The Cartesi Compute node includes an off-chain service that communicates with the on-chain Logger contract. When the drive's data is uploaded to the Logger Service before instantiating the computation, the Cartesi Compute off-chain component simply uses the `loggerRootHash` specified for the drive to download the corresponding data from the blockchain. It then locally computes the Merkle root hash of the retrieved content and compares it with the advertised hash, in order to validate the integrity of the data.

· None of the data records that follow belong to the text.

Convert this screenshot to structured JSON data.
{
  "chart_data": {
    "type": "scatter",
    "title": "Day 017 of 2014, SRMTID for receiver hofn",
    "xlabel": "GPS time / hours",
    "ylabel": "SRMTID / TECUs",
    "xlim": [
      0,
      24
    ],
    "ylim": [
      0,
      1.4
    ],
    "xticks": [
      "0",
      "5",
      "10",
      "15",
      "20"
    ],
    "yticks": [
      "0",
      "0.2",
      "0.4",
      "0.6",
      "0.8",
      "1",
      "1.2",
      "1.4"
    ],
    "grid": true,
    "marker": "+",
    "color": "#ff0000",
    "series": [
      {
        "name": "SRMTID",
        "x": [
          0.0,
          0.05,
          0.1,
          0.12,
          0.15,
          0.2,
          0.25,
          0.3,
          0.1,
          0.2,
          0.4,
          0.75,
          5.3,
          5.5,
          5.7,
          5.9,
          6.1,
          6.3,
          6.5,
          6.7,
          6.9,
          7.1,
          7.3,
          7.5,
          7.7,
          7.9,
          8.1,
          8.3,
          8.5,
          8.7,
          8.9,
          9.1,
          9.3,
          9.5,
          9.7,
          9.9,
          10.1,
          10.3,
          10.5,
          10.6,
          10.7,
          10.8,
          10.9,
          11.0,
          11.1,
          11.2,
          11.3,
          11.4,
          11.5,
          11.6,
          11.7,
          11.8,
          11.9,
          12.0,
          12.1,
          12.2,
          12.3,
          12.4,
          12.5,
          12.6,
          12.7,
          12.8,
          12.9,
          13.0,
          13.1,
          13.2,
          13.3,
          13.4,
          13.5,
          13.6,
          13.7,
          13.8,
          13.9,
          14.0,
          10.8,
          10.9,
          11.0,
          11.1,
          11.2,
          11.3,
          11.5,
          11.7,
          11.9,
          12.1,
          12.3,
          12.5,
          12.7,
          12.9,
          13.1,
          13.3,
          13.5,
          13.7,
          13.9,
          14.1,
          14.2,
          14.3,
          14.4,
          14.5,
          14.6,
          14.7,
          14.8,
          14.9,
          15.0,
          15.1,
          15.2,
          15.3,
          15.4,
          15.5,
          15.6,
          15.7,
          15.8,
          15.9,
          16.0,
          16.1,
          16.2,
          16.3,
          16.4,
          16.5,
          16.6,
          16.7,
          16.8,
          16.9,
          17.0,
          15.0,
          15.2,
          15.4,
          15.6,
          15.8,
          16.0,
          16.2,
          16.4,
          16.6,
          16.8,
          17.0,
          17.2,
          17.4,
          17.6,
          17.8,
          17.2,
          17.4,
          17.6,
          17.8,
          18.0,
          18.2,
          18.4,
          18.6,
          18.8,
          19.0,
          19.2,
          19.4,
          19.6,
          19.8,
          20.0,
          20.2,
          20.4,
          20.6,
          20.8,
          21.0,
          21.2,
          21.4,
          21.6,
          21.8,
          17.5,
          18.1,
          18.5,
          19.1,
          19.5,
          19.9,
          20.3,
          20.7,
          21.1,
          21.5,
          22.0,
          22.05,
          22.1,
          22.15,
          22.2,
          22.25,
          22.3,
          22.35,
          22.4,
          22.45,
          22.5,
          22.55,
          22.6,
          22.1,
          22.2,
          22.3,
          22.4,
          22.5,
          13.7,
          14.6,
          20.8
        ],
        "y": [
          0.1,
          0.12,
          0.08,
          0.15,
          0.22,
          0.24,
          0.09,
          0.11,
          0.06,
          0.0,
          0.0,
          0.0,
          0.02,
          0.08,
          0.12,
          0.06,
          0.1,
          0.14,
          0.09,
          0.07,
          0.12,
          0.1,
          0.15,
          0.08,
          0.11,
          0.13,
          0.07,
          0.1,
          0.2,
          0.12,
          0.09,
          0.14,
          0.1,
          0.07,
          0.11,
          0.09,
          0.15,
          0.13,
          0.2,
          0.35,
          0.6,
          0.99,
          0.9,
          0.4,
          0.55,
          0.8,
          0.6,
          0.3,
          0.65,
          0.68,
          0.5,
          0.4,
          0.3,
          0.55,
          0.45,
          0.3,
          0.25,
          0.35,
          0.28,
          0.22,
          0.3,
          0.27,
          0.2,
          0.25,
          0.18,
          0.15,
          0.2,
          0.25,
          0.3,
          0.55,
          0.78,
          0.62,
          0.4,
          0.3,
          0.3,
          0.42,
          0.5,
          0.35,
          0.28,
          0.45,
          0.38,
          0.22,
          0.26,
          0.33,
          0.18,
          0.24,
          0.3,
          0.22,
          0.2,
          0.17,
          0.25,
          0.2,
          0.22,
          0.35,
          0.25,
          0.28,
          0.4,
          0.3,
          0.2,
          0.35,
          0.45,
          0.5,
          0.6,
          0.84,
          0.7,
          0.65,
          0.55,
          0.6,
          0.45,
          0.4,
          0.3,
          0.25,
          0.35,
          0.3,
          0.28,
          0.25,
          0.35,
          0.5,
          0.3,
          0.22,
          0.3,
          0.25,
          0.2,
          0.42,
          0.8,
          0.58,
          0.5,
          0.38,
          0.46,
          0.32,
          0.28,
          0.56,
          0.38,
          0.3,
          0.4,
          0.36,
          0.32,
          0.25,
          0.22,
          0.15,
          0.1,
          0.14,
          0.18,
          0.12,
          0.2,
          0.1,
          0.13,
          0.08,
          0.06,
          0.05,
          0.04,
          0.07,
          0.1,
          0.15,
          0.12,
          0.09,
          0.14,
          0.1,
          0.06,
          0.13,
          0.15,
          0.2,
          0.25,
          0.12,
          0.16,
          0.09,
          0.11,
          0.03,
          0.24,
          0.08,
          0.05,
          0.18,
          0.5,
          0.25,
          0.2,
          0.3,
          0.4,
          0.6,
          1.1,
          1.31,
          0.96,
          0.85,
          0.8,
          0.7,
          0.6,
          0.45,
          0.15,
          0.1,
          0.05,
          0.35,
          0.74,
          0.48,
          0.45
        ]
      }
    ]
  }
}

Cartesi Compute also supports a distinct setup, in which the drive's contents are first stored locally by the node acting as the drive's _provider_ (i.e., the party responsible for the drive's contents, as discussed in the [previous section](../compute/provider.md)). As such, when instantiating a computation Cartesi Compute can automatically detect if the required input data is not yet available on-chain, and in this case it will notify the provider's node asking for it to be uploaded. The entire process is transparent to the user and dApp developer, ensuring that all participating nodes have guaranteed access to the input contents.

## Integrated IPFS support

Another important feature of Cartesi Compute's Logger Service corresponds to the possibility of using the [InterPlanetary File System (IPFS)](https://ipfs.io/) to allow Cartesi Machines to use large input drives without necessarily having to submit the data to the blockchain. This can be configured by specifying the following Drive field:

- **`loggerIpfsPath`** identifies an object path in IPFS that remotely stores the same data identified by `loggerRootHash`.

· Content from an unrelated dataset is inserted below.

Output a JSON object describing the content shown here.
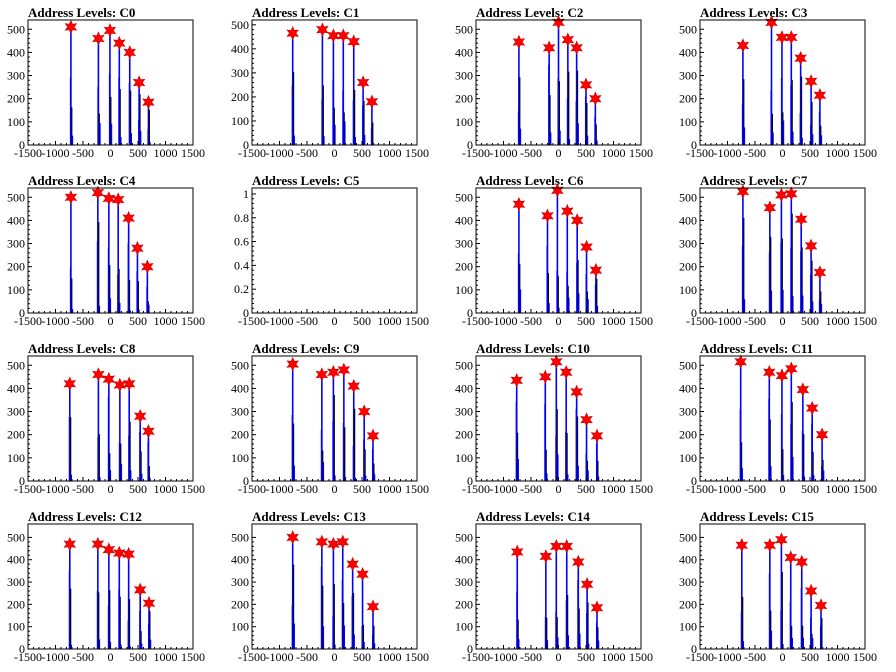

Although IPFS is a decentralized storage framework, it is vital to understand that it cannot by itself offer the security guarantees necessary for validating an off-chain computation. This is known as the _data availability problem_, and basically boils down to the fact that with IPFS the on-chain code cannot ensure that all participating parties have proper access to the data. In other words, a malicious party could always simply remove access to the IPFS file and prevent other parties from performing a computation.

Cartesi Compute provides a solution to this problem by always providing the Logger Service as a _fallback_ mechanism. As such, if any party challenges the availability of IPFS-stored data, Cartesi Compute will notify the drive's provider node and ask it to submit it to the blockchain. Once the data is on-chain, there can no longer be any debate over its availability. If the provider node fails to upload the data, the computation will fail and the provider will be blamed. The dApp developer can decide about the appropriate consequences of a failure of this kind.

On the other hand, in the vast majority of cases in which the parties cooperate, the drive's contents will indeed be available on IPFS and all nodes will be capable of validating the computation with that data. This way, mass usage of large input drives for Cartesi Compute dApps becomes viable and cost-effective in practice, opening the door for a much wider range of applications.